Farr is equally pleased. This has been a magical year for Xavier. The Muskies are 21-2 and ranked No. 5 in the AP poll. A school-first Final Four shot is not out of the realm of possibility.
“It’s great,” he said. “It’s our chemistry. We all love each other. We love to run the floor together. … We look out for each other. We play aggressive, and we only care about winning.”
So how did Xavier become the dream school for a kid from Evanston, Illinois?

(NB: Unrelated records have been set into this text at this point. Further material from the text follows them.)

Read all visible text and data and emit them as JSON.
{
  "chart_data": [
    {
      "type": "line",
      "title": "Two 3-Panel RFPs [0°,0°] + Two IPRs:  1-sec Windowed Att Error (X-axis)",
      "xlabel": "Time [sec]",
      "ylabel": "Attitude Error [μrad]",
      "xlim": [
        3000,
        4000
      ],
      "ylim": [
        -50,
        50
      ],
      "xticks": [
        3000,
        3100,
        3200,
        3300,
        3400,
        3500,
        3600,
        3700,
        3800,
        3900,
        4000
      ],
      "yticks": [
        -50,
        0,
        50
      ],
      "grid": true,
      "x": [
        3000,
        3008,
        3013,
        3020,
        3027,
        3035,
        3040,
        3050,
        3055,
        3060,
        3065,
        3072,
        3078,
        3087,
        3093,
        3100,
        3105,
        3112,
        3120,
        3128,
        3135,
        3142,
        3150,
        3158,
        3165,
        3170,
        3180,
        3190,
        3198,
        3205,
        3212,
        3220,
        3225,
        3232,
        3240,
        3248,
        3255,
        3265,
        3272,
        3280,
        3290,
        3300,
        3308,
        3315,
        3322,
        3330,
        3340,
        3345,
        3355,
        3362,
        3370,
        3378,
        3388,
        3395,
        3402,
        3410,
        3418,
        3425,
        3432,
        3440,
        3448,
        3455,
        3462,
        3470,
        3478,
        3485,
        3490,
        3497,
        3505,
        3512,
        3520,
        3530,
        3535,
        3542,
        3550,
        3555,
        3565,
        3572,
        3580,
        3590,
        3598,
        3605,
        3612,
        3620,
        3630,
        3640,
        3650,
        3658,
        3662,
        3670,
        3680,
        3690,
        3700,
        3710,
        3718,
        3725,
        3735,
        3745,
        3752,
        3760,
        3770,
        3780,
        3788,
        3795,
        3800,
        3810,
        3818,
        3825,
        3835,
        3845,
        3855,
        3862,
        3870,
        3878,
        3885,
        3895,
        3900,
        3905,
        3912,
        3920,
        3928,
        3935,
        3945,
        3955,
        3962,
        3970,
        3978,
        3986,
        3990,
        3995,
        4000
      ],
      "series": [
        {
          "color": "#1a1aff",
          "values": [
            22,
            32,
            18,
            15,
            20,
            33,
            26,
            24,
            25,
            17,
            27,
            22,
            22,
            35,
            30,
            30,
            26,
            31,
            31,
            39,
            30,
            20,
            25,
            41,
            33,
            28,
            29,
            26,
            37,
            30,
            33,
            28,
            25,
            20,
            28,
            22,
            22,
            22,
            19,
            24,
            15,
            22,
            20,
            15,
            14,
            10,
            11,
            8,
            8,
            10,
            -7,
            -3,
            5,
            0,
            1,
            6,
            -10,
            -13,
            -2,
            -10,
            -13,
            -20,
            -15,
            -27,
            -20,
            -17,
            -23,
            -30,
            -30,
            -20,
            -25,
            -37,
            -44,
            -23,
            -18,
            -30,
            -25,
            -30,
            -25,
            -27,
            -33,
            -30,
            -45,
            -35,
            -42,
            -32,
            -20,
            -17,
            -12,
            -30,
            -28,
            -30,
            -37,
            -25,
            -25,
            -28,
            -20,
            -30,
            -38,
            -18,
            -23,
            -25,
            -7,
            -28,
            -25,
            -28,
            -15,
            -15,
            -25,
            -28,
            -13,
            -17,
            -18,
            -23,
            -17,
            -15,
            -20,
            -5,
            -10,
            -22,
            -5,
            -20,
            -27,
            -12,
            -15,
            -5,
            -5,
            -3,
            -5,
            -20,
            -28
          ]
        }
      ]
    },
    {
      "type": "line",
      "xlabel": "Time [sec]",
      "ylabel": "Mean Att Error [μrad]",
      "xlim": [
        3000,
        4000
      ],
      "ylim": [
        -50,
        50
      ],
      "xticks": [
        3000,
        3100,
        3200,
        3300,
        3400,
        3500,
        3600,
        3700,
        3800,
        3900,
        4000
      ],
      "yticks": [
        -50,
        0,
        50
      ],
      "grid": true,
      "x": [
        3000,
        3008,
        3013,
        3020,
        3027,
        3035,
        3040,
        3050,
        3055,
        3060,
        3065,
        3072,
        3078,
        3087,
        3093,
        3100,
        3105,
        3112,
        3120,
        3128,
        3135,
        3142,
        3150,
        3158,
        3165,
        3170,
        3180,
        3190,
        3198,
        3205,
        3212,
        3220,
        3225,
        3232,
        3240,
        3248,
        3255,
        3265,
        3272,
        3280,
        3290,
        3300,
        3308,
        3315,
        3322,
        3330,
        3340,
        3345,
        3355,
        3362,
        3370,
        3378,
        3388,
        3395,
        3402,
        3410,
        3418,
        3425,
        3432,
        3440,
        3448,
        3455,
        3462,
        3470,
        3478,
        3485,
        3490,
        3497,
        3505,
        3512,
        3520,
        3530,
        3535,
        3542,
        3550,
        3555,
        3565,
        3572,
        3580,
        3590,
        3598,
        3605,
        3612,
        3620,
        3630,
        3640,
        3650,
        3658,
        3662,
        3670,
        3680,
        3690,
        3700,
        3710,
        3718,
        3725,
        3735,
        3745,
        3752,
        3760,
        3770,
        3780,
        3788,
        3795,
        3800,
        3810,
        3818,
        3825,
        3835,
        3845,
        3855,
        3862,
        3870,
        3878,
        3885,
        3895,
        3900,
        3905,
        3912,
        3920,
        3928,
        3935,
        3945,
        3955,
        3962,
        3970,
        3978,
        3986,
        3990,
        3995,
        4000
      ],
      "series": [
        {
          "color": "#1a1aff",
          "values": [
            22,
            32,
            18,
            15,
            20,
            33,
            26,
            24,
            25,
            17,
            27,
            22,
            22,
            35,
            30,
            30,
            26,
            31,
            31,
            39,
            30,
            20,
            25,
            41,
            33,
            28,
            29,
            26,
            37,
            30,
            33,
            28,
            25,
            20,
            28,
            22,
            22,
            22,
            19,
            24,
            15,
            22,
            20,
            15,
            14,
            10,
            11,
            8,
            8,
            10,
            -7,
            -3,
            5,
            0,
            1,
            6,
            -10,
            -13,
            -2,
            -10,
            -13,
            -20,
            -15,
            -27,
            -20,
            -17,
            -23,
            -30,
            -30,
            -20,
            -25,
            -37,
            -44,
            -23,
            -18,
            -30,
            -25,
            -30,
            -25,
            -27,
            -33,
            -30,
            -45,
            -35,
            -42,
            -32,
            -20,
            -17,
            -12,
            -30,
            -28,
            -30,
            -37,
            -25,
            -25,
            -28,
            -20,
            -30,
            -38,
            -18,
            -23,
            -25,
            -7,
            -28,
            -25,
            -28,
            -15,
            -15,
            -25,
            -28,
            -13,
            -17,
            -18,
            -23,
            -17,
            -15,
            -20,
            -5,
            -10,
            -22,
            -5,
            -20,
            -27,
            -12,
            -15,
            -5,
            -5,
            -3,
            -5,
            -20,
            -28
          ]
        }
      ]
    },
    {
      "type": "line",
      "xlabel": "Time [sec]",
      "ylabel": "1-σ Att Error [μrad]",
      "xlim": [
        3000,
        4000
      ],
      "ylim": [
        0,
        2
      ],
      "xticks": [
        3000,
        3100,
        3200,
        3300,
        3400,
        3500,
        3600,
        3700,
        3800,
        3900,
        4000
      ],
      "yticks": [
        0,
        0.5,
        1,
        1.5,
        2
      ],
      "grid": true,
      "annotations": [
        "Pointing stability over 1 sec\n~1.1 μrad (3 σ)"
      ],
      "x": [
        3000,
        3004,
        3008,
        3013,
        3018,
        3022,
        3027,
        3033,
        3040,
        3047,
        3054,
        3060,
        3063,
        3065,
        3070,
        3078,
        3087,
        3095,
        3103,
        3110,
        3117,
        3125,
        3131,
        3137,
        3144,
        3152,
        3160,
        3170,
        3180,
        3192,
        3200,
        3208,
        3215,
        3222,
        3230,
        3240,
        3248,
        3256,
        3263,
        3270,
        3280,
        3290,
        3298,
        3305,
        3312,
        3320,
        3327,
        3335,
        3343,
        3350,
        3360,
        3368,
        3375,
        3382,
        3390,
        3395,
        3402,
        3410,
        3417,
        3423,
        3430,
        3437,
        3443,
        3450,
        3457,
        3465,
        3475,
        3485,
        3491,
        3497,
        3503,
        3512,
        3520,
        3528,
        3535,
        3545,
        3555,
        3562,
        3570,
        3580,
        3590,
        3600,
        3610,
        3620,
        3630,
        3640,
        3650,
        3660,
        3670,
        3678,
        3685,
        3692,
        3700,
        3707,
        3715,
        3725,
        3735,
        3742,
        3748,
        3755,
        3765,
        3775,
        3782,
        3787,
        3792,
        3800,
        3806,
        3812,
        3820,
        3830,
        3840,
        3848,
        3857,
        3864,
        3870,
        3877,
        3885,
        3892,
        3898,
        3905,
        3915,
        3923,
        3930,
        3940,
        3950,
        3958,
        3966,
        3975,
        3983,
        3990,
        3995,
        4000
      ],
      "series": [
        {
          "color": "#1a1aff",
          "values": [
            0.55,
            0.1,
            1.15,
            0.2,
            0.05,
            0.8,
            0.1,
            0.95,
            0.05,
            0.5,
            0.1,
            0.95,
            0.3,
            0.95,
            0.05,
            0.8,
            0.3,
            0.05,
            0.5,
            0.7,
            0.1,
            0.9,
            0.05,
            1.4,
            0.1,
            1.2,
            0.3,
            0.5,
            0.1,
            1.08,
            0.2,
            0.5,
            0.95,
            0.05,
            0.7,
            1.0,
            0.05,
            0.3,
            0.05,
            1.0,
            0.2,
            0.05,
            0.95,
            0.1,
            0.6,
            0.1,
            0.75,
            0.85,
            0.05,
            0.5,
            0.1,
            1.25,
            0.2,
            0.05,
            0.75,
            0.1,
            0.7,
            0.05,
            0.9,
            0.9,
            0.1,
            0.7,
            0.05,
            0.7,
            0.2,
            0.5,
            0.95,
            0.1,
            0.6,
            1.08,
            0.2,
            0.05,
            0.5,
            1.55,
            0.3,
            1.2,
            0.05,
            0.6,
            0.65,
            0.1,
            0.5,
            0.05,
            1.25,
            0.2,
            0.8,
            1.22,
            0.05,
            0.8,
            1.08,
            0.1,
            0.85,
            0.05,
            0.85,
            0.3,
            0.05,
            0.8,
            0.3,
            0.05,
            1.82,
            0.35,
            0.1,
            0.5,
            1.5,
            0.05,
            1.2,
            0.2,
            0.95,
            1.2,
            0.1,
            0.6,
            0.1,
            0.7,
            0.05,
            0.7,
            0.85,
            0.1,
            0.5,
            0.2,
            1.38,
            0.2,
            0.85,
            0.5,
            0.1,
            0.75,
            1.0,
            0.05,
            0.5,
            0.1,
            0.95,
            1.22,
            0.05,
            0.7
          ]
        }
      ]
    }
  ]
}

Farr was a high school teammate of Dee Davis, and both were recruited by Indiana.
“Dee visited Xavier,” Farr said. “He told the coaches to recruit me.
Now that it’s all worked out for Farr, he’s trying to put together a strong finale to his career.
“My time here is dwindling down,” he said. “It’s how I want to go out as a senior, what kind of legacy I want to leave here. I’ve never really been a winner here — not at the level we’re at now. I want to make sure we keep this going.”
John Fay is freelance sports columnist. This column represents his opinion.